En fait, j’ai une conviction : la vie est belle. Mais n’est pas donnée, à personne d’ailleurs, contrairement aux apparences parfois… C’est une rude école de patience, de volonté, d’autonomisation et d’amour. Surtout d’amour.
Et comment la vie ne serait-elle pas belle en ayant la chance de regarder un spectacle de Peter Gabriel ? Ça me paraît impossible après avoir eu ce bonheur-là. Quel magicien de la musique ! Son show est du grand art à tous points de vue : musical, vocal et scénique. Peu lui arrivent à la cheville. L’art de la perfection à l’état pur. Même pour le choix de la première partie. Jennie (Abrahamson) & Linnea (Olson), l’une au xylophone, l’autre au violoncelle, une Suédoise et une Norvégienne, toutes deux également choriste de Peter Gabriel.
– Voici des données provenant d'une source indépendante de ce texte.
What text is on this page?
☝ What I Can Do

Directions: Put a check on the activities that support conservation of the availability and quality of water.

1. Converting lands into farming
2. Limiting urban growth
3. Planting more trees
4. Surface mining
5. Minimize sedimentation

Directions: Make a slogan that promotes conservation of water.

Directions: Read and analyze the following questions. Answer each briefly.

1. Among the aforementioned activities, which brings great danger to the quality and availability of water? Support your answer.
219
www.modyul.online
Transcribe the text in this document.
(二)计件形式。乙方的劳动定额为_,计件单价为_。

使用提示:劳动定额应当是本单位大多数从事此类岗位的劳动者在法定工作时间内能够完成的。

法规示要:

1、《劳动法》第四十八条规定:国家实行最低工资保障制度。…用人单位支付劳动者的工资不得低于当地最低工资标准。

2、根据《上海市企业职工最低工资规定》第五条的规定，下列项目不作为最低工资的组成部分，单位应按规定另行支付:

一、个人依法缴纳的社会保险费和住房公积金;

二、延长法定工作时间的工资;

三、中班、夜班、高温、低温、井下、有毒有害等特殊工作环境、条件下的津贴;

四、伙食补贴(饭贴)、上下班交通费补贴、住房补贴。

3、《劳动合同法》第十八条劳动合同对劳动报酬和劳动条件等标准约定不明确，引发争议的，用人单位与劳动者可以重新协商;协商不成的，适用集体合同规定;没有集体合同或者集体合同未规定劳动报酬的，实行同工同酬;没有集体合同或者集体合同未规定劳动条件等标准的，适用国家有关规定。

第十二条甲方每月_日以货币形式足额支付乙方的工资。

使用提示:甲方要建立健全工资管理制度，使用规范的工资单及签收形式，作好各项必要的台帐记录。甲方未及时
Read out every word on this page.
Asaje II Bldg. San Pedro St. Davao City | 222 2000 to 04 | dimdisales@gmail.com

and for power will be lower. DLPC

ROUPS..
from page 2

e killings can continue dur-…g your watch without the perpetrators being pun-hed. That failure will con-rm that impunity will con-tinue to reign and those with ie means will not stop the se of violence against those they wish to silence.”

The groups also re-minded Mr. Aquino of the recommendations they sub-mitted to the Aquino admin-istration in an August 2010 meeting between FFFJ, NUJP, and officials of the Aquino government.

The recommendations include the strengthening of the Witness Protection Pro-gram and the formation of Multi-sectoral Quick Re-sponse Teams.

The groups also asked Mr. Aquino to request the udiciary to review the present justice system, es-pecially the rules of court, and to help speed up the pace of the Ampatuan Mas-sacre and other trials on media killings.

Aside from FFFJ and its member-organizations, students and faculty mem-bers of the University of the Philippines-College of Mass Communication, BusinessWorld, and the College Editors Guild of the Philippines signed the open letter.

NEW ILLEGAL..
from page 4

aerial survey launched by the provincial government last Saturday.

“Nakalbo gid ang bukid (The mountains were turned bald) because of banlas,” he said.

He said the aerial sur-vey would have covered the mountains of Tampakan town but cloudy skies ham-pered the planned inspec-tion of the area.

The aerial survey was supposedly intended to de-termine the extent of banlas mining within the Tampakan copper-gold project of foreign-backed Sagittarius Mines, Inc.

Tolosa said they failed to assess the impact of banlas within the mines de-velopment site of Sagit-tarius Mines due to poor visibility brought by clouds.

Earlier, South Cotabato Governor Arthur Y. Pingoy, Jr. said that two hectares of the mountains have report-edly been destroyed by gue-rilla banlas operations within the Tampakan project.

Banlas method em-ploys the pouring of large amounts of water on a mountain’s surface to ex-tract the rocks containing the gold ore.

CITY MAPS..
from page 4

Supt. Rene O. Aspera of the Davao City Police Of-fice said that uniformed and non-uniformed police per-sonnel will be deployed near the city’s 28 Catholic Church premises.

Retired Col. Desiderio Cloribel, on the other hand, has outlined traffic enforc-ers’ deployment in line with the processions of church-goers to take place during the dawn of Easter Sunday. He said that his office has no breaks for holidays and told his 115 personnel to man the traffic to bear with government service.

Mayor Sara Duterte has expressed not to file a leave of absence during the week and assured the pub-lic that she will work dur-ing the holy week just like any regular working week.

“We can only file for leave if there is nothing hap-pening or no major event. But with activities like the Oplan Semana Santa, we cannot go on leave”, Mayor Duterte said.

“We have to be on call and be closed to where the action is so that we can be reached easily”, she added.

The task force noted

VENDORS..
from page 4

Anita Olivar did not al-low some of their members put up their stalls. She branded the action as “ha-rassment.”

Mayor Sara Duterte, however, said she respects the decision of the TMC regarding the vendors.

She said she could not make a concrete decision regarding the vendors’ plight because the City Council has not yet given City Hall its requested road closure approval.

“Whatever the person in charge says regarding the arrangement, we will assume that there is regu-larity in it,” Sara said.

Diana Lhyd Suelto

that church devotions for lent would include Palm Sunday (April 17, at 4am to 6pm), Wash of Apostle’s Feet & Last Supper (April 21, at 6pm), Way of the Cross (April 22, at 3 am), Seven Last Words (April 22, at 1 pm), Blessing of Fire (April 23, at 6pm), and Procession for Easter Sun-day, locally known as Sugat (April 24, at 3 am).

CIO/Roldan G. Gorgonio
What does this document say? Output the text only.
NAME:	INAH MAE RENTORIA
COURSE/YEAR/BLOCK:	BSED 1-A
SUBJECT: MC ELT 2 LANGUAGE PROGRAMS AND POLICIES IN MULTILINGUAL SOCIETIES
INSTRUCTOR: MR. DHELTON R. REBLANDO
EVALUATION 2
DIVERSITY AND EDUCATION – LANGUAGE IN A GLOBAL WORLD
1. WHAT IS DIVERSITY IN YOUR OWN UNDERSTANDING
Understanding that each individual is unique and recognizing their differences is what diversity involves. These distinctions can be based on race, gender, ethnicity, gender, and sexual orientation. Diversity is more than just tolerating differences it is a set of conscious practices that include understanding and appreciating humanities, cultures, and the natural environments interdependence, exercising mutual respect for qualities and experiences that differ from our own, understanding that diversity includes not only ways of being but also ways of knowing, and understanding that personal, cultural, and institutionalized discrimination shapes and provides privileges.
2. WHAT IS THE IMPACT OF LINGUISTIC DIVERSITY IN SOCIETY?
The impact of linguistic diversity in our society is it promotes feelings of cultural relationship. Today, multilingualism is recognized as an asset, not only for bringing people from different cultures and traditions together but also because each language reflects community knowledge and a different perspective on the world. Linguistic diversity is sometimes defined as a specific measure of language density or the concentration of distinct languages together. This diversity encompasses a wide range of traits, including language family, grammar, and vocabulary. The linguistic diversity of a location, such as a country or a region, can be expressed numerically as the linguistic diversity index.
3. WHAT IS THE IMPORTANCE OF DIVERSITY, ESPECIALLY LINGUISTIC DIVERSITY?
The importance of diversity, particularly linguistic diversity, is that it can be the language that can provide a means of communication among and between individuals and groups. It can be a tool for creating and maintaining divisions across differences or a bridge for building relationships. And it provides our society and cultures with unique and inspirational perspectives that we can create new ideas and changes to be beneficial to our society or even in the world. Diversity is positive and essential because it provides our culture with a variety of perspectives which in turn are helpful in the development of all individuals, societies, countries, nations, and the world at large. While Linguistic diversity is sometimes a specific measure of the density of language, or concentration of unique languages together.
Avec des voix sublimes. En plus, il y avait le batteur Manu Katché, une pointure dans son domaine. Et puis, apanage des très grands, il a eu l’immense respect de son public en s’adressant à lui en français pour lui donner le programme de la soirée ; de même qu’il a introduit en français sa dernière chanson, dédiée à Steve Biko, et chantée en souvenir des étudiants massacrés récemment au Mexique et de tous les militants de la Terre contre les injustices. Deux heures de bonheur rare ! Depuis le temps que je rêvais de ce moment-là (40 ans !). Tout advient. À quand Mark Knopfler ?
P.S. : il faut voir Marie Heurtin de Jean-Pierre Améris, avec Isabelle Carré parfaite dans le rôle d’une religieuse très fragile et très forte à la fois, pleine d’amour et de conviction lorsqu’elle croise la route de Marie, une adolescente sourde et aveugle, dans une institution religieuse à la fin du XIXe siècle. Elle va l’éduquer, la civiliser, lui rendre toute sa dimension humaine en lui apprenant à s’exprimer et à lire contre l’avis général, mettant au point une méthode qui est toujours utilisée. Le film est passionnant et émouvant. Malheureusement, il est à craindre qu’il fasse un flop, car pas suffisamment commerciale. Pourtant, il est très instructif et nous interroge intelligemment.
Quant à La prochaine fois, je viserai le cœurde Cédric Anger, avec un Guillaume Canet dans son meilleur rôle, glaçant et effrayant à souhait, le film, d’une grande qualité, a perdu beaucoup de son intérêt à cause de la bande annonce montre l’essentiel, gâchant tout le suspense.
[1][1] Essai passionnant de Jacques Ruffié, éditions Odile Jacob.
[2] Dans Être et Temps de Martin Heidegger, éditions Gallimard.